As I attempt to be a “good learner” of sewing, I frequently find myself facing directional decisions. Which way to go, what advice do I take on board, who is an “authoritative figure” in this instance and who is here for themselves.
For me, this has raised many questions regarding how networks are made and how does information flow.
It is usually beneficial to be connected to those who have a good view of what is going on. Information and knowledge is often shared [intentionally or unintentionally] with trusted others, close by. Information leaks and flows, but never too far. Board members who are connected to other highly-aware Board members, have a higher probability of finding out more — but the range is limited.
In his article, Siemens (2011) goes on further to state that these networks have always existed, but now through social networking sites, these networks are very explicit. He looked at ways to qualitatively analyse the how and why information flows through networks. He suggests looking at the individual and the context for which they are posting as to why someone is more likely to be followed.
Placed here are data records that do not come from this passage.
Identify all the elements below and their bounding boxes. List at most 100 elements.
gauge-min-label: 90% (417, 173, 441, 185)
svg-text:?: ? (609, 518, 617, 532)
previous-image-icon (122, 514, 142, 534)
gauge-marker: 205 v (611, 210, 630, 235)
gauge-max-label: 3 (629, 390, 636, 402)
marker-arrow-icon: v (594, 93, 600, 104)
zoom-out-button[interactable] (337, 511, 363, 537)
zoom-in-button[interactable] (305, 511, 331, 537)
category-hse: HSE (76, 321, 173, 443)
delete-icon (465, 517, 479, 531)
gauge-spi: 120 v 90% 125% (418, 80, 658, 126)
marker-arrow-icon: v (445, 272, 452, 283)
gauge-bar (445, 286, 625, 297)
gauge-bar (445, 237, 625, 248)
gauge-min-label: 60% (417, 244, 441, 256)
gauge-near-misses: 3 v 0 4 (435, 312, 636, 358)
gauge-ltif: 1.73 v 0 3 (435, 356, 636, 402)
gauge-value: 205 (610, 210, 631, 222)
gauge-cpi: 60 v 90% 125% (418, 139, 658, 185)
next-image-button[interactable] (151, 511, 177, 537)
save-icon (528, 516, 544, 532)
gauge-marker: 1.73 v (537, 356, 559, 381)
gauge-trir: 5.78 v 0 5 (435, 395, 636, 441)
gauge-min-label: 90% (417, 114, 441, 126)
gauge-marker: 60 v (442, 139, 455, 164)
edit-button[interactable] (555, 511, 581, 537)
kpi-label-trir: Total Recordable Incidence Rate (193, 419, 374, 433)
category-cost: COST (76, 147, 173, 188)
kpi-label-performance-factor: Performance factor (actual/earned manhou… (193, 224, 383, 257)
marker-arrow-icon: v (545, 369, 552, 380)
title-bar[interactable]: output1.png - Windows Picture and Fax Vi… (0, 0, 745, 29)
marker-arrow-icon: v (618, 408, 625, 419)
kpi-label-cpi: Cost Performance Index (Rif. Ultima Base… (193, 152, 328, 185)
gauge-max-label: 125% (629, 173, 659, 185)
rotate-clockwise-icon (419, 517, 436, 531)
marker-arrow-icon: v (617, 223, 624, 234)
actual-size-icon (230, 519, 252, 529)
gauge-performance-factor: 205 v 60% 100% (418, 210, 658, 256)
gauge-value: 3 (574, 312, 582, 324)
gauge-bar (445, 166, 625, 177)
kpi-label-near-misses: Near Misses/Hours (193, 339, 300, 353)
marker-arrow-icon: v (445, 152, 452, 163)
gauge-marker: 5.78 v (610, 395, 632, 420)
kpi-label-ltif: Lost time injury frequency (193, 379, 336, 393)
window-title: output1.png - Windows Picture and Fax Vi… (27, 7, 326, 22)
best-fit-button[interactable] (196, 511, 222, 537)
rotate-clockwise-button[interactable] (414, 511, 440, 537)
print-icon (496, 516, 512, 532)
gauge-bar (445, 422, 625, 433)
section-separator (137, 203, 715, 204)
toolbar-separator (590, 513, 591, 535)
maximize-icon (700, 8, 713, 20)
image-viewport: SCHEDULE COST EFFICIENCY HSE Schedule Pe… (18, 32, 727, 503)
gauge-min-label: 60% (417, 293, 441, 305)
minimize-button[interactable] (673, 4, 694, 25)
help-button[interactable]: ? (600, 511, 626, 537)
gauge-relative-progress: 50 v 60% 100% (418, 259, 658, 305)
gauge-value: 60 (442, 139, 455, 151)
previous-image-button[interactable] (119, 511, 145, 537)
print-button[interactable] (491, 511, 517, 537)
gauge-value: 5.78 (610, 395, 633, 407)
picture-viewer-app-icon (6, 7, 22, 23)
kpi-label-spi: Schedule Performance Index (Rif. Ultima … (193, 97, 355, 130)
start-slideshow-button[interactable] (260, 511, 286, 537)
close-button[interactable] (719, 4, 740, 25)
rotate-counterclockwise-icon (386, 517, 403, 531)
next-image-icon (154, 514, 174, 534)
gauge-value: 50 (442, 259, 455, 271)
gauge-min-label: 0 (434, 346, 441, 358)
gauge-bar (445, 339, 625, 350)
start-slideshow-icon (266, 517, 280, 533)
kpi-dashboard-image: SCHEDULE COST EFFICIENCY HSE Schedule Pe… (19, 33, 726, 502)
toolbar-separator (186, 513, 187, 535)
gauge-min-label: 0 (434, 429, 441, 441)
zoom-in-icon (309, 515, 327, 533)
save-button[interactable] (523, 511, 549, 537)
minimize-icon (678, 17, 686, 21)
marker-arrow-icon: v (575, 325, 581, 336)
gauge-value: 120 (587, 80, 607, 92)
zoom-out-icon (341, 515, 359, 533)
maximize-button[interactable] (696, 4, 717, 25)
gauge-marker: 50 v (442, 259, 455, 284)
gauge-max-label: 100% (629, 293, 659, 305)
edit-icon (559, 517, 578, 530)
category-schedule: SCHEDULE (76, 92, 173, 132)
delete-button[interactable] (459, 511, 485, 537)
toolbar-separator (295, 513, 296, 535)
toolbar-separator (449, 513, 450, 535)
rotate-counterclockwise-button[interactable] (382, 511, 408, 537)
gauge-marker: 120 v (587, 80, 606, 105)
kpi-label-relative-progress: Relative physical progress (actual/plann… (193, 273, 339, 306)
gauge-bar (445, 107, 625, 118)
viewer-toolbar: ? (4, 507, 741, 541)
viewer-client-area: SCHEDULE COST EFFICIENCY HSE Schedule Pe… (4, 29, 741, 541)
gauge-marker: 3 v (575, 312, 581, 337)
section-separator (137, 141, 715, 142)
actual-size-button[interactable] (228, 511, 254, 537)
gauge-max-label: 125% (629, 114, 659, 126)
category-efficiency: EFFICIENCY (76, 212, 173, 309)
But most importantly, he suggests that it is the message the individual is conveying.
Siemens indicates that relevance and resonance are important factors for knowledge flow.
As a learner of sewing, engaging with various networks of people, I differentiate ‘good advice’ from ‘bad advice’ by how many followers someone has, the scope of their comments, the context the individual finds them-self in, and more importantly, if what they say resonates with my current knowledge and experience and the experience of others in the network.